Table 10 gives the top 30 jurisdictions of Virginia with respect to the juvenile gang likelihood index and also shows how the jurisdictions are clustered. Given the 121 Virginia jurisdictions being considered, of the top 30 with respect to the likelihood index, sixteen are clustered together. No other jurisdiction from Cluster B appears outside the top 30.

5. Conclusion

The NIBRS provides a wealth of incident level data for use in analysis. The methods investigated in this research yielded promising preliminary results. The methods were applied only to the assault data from 2005 but can easily be extended to other crime types and to other years to validate these results and also provide longitudinal investigation.

The comparison between the crime type vector and the individual parameters vectors helped in two cases (hate crimes and drug dealing) to determine which factors was more related to those crimes. The different types of analyses that were conducted on the jurisdictions helped to validate one another. The likelihood index looked at whether a certain crime pattern existed in that jurisdiction, while the clustering method sought to cluster all the jurisdictions based on the crime patterns of that jurisdiction. This information could be useful to assist law enforcement agencies or policy makers in determining which jurisdictions share common challenges that could possibly be addressed through cooperation and sharing resources between jurisdictions.

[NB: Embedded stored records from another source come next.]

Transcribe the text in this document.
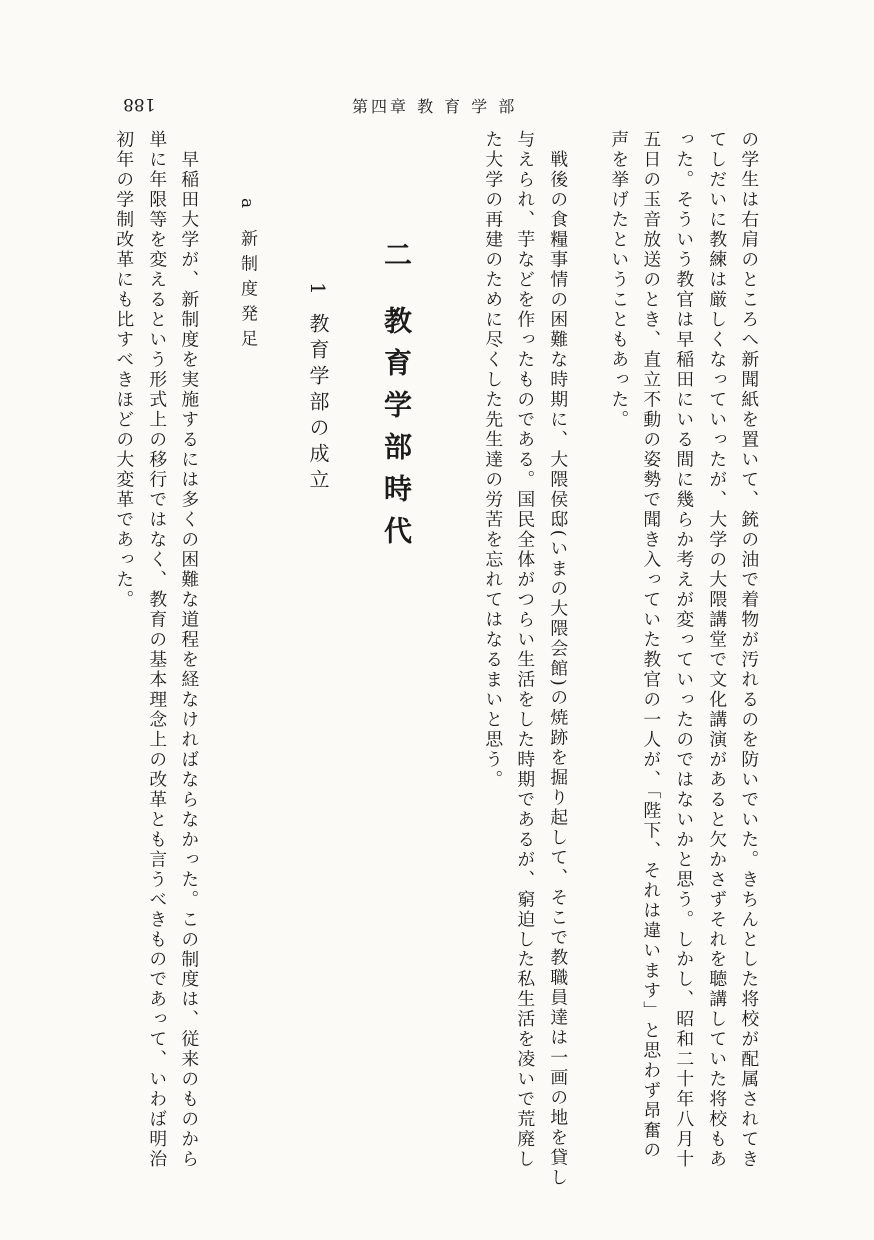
第四章 教 育 学 部
188
の学生は右肩のところへ新聞紙を置いて、銃の油で着物が汚れるのを防いでいた。きちんとした将校が配属されてき
てしだいに教練は厳しくなっていったが、大学の大隈講堂で文化講演があると欠かさずそれを聴講していた将校もあ
った。そういう教官は早稲田にいる間に幾らか考えが変っていったのではないかと思う。しかし、昭和二十年八月十
五日の玉音放送のとき、直立不動の姿勢で聞き入っていた教官の一人が、「陛下、それは違います」と思わず昂奮の
声を挙げたということもあった。
戦後の食糧事情の困難な時期に、大隈侯邸(いまの大隈会館)の焼跡を掘り起して、そこで教職員達は一画の地を貸し
与えられ、芋などを作ったものである。国民全体がつらい生活をした時期であるが、窮迫した私生活を凌いで荒廃し
た大学の再建のために尽くした先生達の労苦を忘れてはなるまいと思う。
二 教育学部時代
1 教育学部の成立
a 新制度発足
早稲田大学が、新制度を実施するには多くの困難な道程を経なければならなかった。この制度は、従来のものから
単に年限等を変えるという形式上の移行ではなく、教育の基本理念上の改革とも言うべきものであって、いわば明治
初年の学制改革にも比すべきほどの大変革であった。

The next steps would be to utilize this same approach for data from other states or perhaps a larger region to examine if the same information is observed from the analyses. It will be interesting to see if Virginia data and other states have the same patterns or if different patterns emerge. Further research and refinement of these methods should yield tools that would provide researchers, law enforcement agencies, and government officials with a means to find patterns of different crime types and possibly identify jurisdictions that may be likely to experience that type of crime.

Conflict of Interests

Peixin Zhao, Marjorie Darrah, Jim Nolan, and Cun-Quan Zhang certify that there is no actual or potential conflict of interests in relation to this paper.

Acknowledgments

First author was partially supported by the China Postdoctoral Science Foundation Funded Project (2011M501149), the Humanity and Social Science Foundation of Ministry of Education of China (12YJCZH303), the Special Fund Project for Postdoctoral Innovation of Shandong Province (201103061), the Informationization Research Project of Shandong Province (2013EI153), the National Statistical Science Project (2013LZ38), and Independent Innovation Foundation of Shandong University (IIFSDU) (IFW12109).